3' di lettura 10/05/2022 - Il viaggio di “Quattro tappe in una” approda a Jesi e giunge al termine nell’ultimo martedì che precede la tappa.

La città è ormai nel pieno delle preparazioni con l’Arco che si veste di rosa appena il sole tramonta, le vetrine dei negozi in gara per rendere omaggio al Giro, e gli alberi del Viale della Vittoria addobbati con le decorazioni ufficiali. Anche i borghi vicini sono pronti ad affacciarsi alle loro finestre ed omaggiare la carovana rosa che passerà tra le strade decorate a festa.

Quasi tutto è pronto dunque per accogliere i primi corridori che dovrebbero arrivare nella zona del traguardo intorno alle 16.30 di martedì 17 maggio.

Nelle scorse settimane vi abbiamo fatto conoscere le tre cittadine che incontreranno i partecipanti prima del taglio del traguardo. Partiti da Filottrano con la sua storia e il ricordo di Michele Scarponi, siamo scesi a Santa Maria Nuova per poi risalire verso Monsano, la nostra penultima tappa.

Questo martedì il viaggio, come promesso, si conclude a Jesi, la seconda città della Provincia di Ancona per numero di abitanti. Incastonata tra le colline della Vallesina, unisce al verde del nostro territorio la bellezza di un centro storico fondato dall’antico popolo degli Umbri.

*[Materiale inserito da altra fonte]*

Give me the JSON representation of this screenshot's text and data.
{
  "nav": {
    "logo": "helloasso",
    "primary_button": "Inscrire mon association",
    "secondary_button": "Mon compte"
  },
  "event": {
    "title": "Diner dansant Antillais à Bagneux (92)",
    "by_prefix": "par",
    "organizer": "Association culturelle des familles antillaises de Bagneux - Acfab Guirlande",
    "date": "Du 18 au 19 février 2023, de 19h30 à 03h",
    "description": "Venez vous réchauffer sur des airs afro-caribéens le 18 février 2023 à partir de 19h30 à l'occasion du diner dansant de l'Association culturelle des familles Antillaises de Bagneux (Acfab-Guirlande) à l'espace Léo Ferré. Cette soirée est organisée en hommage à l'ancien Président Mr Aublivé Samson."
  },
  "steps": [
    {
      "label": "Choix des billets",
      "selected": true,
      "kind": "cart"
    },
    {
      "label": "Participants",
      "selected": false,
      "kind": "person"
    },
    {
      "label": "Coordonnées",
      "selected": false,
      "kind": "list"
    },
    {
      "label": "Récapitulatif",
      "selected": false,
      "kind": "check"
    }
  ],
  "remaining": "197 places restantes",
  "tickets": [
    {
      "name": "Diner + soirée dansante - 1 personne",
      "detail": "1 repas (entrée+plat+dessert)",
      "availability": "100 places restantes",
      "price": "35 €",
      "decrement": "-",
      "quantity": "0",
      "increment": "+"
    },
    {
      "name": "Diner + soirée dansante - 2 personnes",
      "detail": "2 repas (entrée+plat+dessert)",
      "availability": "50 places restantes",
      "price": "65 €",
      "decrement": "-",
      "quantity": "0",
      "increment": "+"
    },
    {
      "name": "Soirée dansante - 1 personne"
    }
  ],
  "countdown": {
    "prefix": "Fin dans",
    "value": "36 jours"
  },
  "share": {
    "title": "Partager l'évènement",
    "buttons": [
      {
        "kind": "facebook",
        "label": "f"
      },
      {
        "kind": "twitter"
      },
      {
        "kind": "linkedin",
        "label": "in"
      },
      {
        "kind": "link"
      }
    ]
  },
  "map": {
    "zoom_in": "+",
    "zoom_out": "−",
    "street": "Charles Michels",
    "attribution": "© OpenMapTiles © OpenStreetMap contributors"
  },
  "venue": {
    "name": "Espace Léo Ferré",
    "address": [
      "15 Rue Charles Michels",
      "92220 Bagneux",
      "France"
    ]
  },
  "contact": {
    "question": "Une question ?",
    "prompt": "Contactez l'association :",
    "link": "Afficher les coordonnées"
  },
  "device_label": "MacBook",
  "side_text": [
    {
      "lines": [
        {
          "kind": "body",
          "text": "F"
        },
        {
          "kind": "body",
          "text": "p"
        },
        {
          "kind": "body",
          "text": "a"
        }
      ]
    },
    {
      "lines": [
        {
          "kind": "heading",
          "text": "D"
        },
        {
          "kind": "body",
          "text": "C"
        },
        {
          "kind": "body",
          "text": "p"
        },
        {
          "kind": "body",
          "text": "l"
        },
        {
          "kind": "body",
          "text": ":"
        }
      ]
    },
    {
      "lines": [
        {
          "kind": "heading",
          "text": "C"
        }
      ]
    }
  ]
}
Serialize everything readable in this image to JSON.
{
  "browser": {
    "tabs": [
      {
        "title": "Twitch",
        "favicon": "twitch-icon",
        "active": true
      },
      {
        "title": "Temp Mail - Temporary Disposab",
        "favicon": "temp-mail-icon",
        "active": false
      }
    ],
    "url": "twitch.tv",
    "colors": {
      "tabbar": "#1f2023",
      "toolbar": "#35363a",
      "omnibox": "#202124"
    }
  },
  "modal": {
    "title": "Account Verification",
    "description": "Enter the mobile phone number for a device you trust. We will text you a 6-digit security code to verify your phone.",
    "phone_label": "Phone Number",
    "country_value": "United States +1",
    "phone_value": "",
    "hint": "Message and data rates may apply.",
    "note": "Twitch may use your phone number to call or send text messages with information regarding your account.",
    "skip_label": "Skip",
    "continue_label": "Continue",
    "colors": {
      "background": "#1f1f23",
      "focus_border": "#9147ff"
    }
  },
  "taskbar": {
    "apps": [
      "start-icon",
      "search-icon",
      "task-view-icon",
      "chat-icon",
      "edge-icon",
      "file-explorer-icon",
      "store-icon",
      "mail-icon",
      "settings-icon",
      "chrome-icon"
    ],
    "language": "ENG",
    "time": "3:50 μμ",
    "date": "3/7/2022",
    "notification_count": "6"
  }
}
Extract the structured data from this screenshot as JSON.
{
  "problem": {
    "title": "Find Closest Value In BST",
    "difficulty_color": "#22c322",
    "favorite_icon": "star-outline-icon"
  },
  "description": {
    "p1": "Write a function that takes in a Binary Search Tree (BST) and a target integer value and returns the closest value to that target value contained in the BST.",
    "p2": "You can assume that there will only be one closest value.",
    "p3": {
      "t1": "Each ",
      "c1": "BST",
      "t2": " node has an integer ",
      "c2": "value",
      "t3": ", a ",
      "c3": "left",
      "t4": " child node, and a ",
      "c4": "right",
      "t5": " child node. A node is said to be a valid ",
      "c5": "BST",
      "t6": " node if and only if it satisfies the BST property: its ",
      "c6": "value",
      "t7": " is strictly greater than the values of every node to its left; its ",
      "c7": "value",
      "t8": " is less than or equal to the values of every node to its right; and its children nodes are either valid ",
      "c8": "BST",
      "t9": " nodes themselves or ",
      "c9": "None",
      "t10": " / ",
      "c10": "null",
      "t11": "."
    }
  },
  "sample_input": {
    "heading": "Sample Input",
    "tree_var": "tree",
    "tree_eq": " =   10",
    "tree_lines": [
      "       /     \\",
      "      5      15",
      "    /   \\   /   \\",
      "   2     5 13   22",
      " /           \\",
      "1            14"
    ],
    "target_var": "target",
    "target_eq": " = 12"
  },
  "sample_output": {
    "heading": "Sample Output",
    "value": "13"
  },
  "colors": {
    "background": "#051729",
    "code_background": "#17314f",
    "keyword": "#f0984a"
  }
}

Come il palio appena concluso ci ha ricordato, è il periodo medievale a definire l’aspetto della città per come la conosciamo oggi. La sua storia si intreccia nel 1194 con quella di Federico II di Svevia che Costanza D’Altavilla dette alla luce nel cuore della città dov’era di passaggio per raggiungere Palermo. L’imperatore darà per anni a Jesi il titolo di “città regia” e numerosi privilegi imperiali. Dalla seconda metà del Quattrocento il volto della città cambia e si amplia, con la costruzione di nuovi edifici monumentali, come Palazzo della Signoria, e la fortificazione delle mura ad opera del fiorentino Baccio Pontelli.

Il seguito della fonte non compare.